The study addresses whether mRNA-1273 and BNT162b2 differ in preventing infection and severe Covid-19 outcomes in real-world use. Findings indicate that mRNA-1273 confers a modest but statistically significant advantage in preventing SARS-CoV-2 infection, with divergence apparent early after full vaccination and increasing through 90 days. Despite this difference in infection risk, both vaccines performed similarly in preventing severe outcomes such as hospitalization, ICU admission, death, or transfer to hospice in the primary interpretations, suggesting comparable protection against severe disease. Although the absolute individual-level difference in infection risk is small, it is meaningful at the population level; for example, vaccinating 1 million people with BNT162b2 instead of mRNA-1273 could correspond to thousands of additional care-seeking infections at 90 days. Results were robust across multiple modeling approaches (logistic, IPTW, Cox models) and consistent across age groups and among those without prior Covid-19.

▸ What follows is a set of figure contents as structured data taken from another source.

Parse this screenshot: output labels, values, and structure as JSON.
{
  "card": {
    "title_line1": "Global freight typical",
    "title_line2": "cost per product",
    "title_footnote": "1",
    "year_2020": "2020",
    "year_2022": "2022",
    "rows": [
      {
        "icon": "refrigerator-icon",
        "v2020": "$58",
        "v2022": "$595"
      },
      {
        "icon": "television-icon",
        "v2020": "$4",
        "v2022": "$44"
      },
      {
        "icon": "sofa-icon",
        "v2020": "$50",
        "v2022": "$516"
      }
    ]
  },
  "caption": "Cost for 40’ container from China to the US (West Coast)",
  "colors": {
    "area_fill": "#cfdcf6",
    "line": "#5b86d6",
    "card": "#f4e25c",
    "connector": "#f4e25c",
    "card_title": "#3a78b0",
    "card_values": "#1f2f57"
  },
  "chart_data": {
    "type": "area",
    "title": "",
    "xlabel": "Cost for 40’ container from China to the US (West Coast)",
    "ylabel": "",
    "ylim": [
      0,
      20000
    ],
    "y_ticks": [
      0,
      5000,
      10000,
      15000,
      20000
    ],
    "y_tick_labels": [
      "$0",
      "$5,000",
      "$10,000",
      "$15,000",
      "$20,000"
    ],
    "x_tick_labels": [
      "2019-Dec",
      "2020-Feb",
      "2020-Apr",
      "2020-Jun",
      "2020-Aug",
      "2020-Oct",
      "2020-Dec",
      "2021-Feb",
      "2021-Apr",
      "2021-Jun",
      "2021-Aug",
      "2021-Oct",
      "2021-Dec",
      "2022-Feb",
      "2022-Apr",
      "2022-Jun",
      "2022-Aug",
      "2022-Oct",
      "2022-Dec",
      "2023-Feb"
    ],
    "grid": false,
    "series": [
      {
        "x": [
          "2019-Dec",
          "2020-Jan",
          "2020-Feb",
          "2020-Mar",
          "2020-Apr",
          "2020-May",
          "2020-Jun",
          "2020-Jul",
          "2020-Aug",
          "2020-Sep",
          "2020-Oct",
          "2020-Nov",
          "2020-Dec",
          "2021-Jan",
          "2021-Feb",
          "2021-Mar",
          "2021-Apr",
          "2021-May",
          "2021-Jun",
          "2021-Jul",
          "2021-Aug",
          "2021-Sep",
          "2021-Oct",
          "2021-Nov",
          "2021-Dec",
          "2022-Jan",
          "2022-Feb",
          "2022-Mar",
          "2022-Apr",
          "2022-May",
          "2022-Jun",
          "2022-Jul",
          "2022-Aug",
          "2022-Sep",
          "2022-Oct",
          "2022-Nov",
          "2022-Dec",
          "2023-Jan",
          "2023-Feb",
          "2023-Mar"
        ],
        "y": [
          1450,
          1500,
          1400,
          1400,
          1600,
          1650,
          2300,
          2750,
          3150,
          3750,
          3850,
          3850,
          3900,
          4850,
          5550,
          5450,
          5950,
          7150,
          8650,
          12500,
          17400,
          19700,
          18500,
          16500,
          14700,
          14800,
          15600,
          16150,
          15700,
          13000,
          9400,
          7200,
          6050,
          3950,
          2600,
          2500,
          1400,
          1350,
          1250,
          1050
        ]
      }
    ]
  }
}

In a large, diverse real-world cohort, mRNA-1273 demonstrated slightly greater effectiveness than BNT162b2 in preventing documented SARS-CoV-2 infection over the first 90 days after full vaccination, while both vaccines showed similar effectiveness in preventing severe outcomes (hospitalization, ICU admission, death, or transfer to hospice). These findings support the high effectiveness of both vaccines against severe Covid-19 and indicate a modest incremental benefit of mRNA-1273 for reducing infections that may have meaningful population-level implications.

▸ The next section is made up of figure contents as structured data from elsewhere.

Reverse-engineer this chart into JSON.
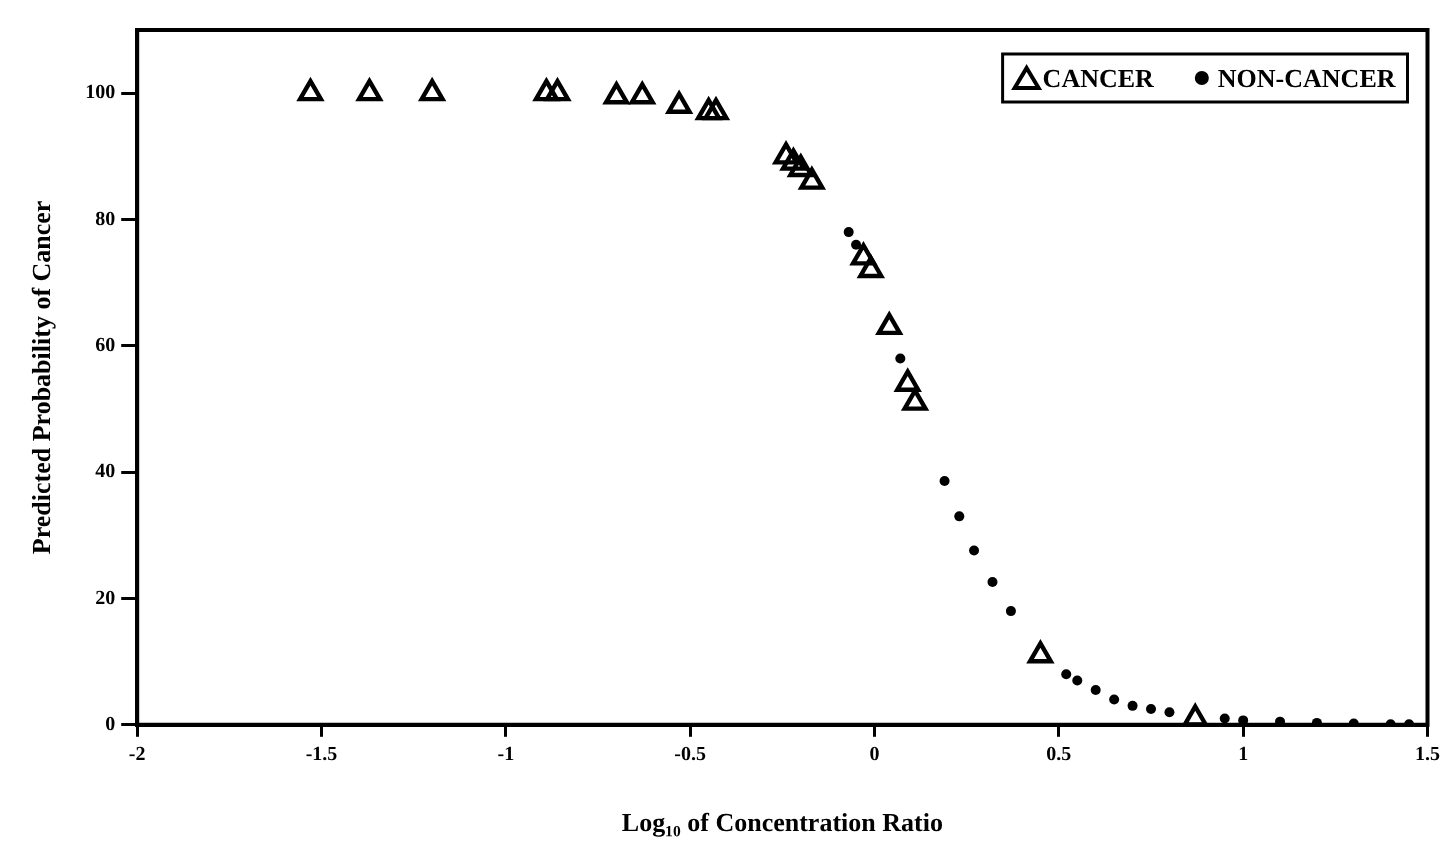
{
  "chart_data": {
    "type": "scatter",
    "xlabel": "Log₁₀ of Concentration Ratio",
    "ylabel": "Predicted Probability of Cancer",
    "xlim": [
      -2,
      1.5
    ],
    "xticks": [
      -2,
      -1.5,
      -1,
      -0.5,
      0,
      0.5,
      1,
      1.5
    ],
    "ylim": [
      0,
      110
    ],
    "yticks": [
      0,
      20,
      40,
      60,
      80,
      100
    ],
    "grid": false,
    "legend": "top right",
    "series": [
      {
        "name": "CANCER",
        "color": "#000000",
        "marker": "triangle",
        "x": [
          -1.53,
          -1.37,
          -1.2,
          -0.89,
          -0.86,
          -0.7,
          -0.63,
          -0.53,
          -0.45,
          -0.43,
          -0.24,
          -0.22,
          -0.2,
          -0.17,
          -0.03,
          -0.01,
          0.04,
          0.09,
          0.11,
          0.45,
          0.87
        ],
        "values": [
          100,
          100,
          100,
          100,
          100,
          99.5,
          99.5,
          98,
          97,
          97,
          90,
          89,
          88,
          86,
          74,
          72,
          63,
          54,
          51,
          11,
          1
        ]
      },
      {
        "name": "NON-CANCER",
        "color": "#000000",
        "marker": "circle",
        "x": [
          -0.07,
          -0.05,
          0.07,
          0.19,
          0.23,
          0.27,
          0.32,
          0.37,
          0.52,
          0.55,
          0.6,
          0.65,
          0.7,
          0.75,
          0.8,
          0.95,
          1.0,
          1.1,
          1.2,
          1.3,
          1.4,
          1.45
        ],
        "values": [
          78,
          76,
          58,
          38.6,
          33,
          27.6,
          22.6,
          18,
          8,
          7,
          5.5,
          4,
          3,
          2.5,
          2,
          1,
          0.7,
          0.5,
          0.3,
          0.2,
          0.1,
          0.1
        ]
      }
    ]
  }
}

- Severe adverse events were rare, limiting statistical power to detect small differences between vaccines for hospitalization, ICU admission, death, or hospice transfer. - Different analytic cohorts were used for 30-, 60-, and 90-day outcomes; between-model comparisons are not valid due to differing populations across models. - Outcomes for infection reflect a care-seeking population identified via claims (ER, outpatient, inpatient encounters), which may under-ascertain asymptomatic or non-care-seeking infections. - Follow-up was limited to 14–151 days after the second dose, so longer-term comparative effectiveness was not assessed. - As an observational claims-based study, residual confounding may remain despite adjustment, propensity methods, and negative control outcome checks.